Some companies force their employees to wear a suit everyday. That simple rule creates a dangerous spiral of negativity.
John must wear a suit (jacket, tie, and all that jazz) everyday at work because it “boosts credibility”. Today is a hot day and John’s bus is packed. By the time he reaches the office his forehead is sweaty and his shirt is wet under his armpits. Too bad, time to fasten the tie and wear the jacket – and the smile.
Thankfully the office’s always-on air conditioner refreshes John. He tries to reach a pen at the end of his desk but his shirt inside his pants acts like a straitjacket. John walks to the corner and grabs the pen, his right heel hurting with each step.
The day ends and John takes the bus back home. A 15 minutes walk separates the bus station from his home. John’s tight and polished black shoes are killing his heels and John’s laptop bag his shoulder.
John finally reaches home and changes his suit for his favorite t-shirt and most confortable shorts.

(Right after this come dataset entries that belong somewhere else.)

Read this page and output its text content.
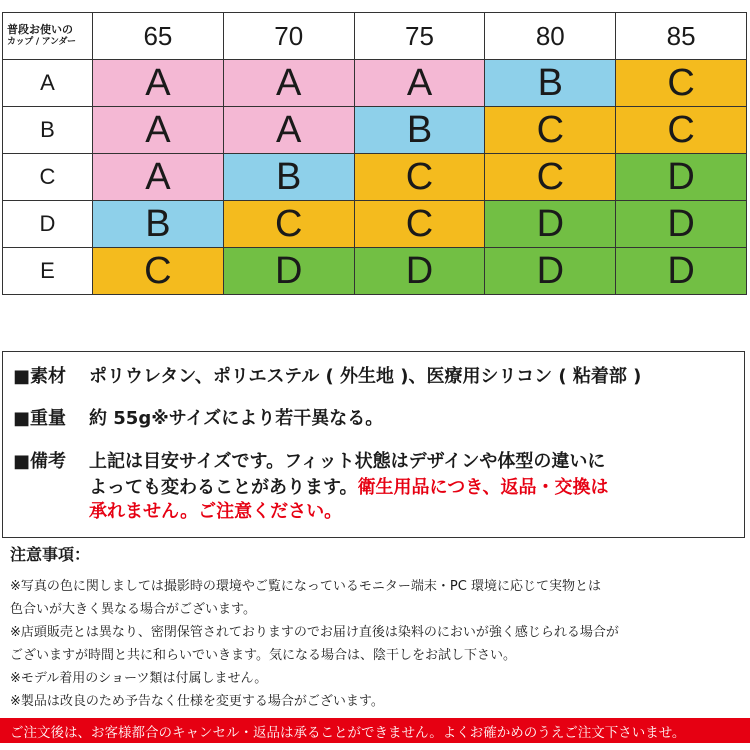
普段お使いの
カップ / アンダー	65	70	75	80	85
A	A	A	A	B	C
B	A	A	B	C	C
C	A	B	C	C	D
D	B	C	C	D	D
E	C	D	D	D	D
■素材 ポリウレタン、ポリエステル ( 外生地 )、医療用シリコン ( 粘着部 )
■重量 約 55g※サイズにより若干異なる。
■備考 上記は目安サイズです。フィット状態はデザインや体型の違いに
よっても変わることがあります。衛生用品につき、返品・交換は
承れません。ご注意ください。
注意事項：
※写真の色に関しましては撮影時の環境やご覧になっているモニター端末・PC 環境に応じて実物とは
色合いが大きく異なる場合がございます。
※店頭販売とは異なり、密閉保管されておりますのでお届け直後は染料のにおいが強く感じられる場合が
ございますが時間と共に和らいでいきます。気になる場合は、陰干しをお試し下さい。
※モデル着用のショーツ類は付属しません。
※製品は改良のため予告なく仕様を変更する場合がございます。
ご注文後は、お客様都合のキャンセル・返品は承ることができません。よくお確かめのうえご注文下さいませ。
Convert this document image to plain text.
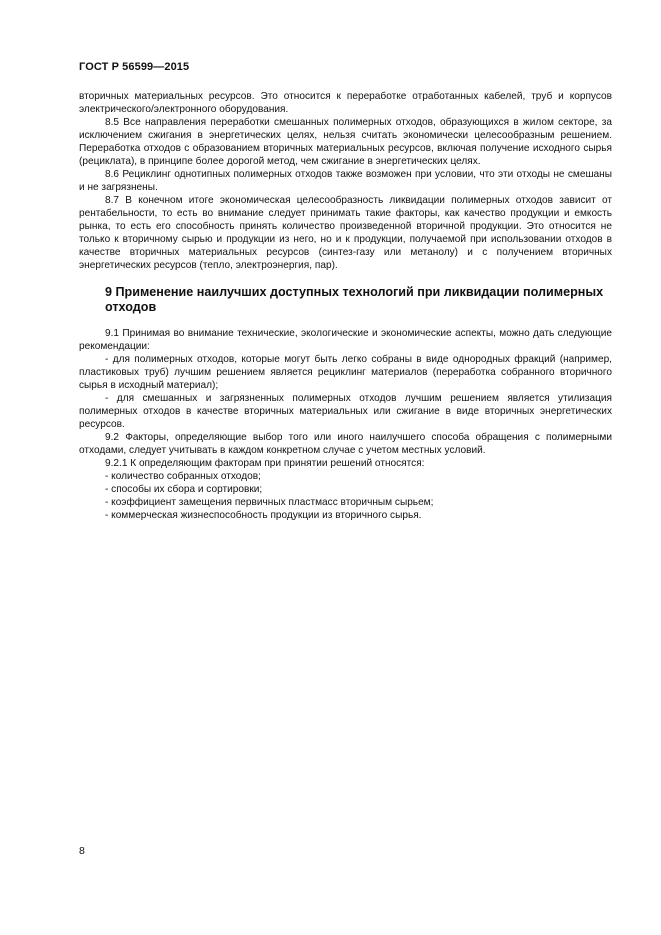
ГОСТ Р 56599—2015

вторичных материальных ресурсов. Это относится к переработке отработанных кабелей, труб и корпусов электрического/электронного оборудования.

8.5 Все направления переработки смешанных полимерных отходов, образующихся в жилом секторе, за исключением сжигания в энергетических целях, нельзя считать экономически целесообразным решением. Переработка отходов с образованием вторичных материальных ресурсов, включая получение исходного сырья (рециклата), в принципе более дорогой метод, чем сжигание в энергетических целях.

8.6 Рециклинг однотипных полимерных отходов также возможен при условии, что эти отходы не смешаны и не загрязнены.

8.7 В конечном итоге экономическая целесообразность ликвидации полимерных отходов зависит от рентабельности, то есть во внимание следует принимать такие факторы, как качество продукции и емкость рынка, то есть его способность принять количество произведенной вторичной продукции. Это относится не только к вторичному сырью и продукции из него, но и к продукции, получаемой при использовании отходов в качестве вторичных материальных ресурсов (синтез-газу или метанолу) и с получением вторичных энергетических ресурсов (тепло, электроэнергия, пар).

9 Применение наилучших доступных технологий при ликвидации полимерных отходов

9.1 Принимая во внимание технические, экологические и экономические аспекты, можно дать следующие рекомендации:

- для полимерных отходов, которые могут быть легко собраны в виде однородных фракций (например, пластиковых труб) лучшим решением является рециклинг материалов (переработка собранного вторичного сырья в исходный материал);

- для смешанных и загрязненных полимерных отходов лучшим решением является утилизация полимерных отходов в качестве вторичных материальных или сжигание в виде вторичных энергетических ресурсов.

9.2 Факторы, определяющие выбор того или иного наилучшего способа обращения с полимерными отходами, следует учитывать в каждом конкретном случае с учетом местных условий.

9.2.1 К определяющим факторам при принятии решений относятся:

- количество собранных отходов;
- способы их сбора и сортировки;
- коэффициент замещения первичных пластмасс вторичным сырьем;
- коммерческая жизнеспособность продукции из вторичного сырья.
8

He stores the suit inside his new closet. He already had one with just enough clothes, but the recent acquisition of formal shirts and suits required more space. And money. There will be no night out this month.
When entering his bed, John confirms what he already suspected: after three days without snickers he made a blister on his right heel. He’s too tired to worry about that now. Time to rest, tomorrow will be another long day.
Suits are unconfortable and expensive, thus making people unhappier, poorer and smellier. Suits imply air conditioners, thus consuming more natural resources. Nevertheless, you must use it because they make you look successful and intelligent. C’mon, you know there are bad people using suits and ties, and good people using shorts and slippers. Therefore it’s not clothes that matter, it’s the mannequins that wear them! “O hábito não faz o monge”.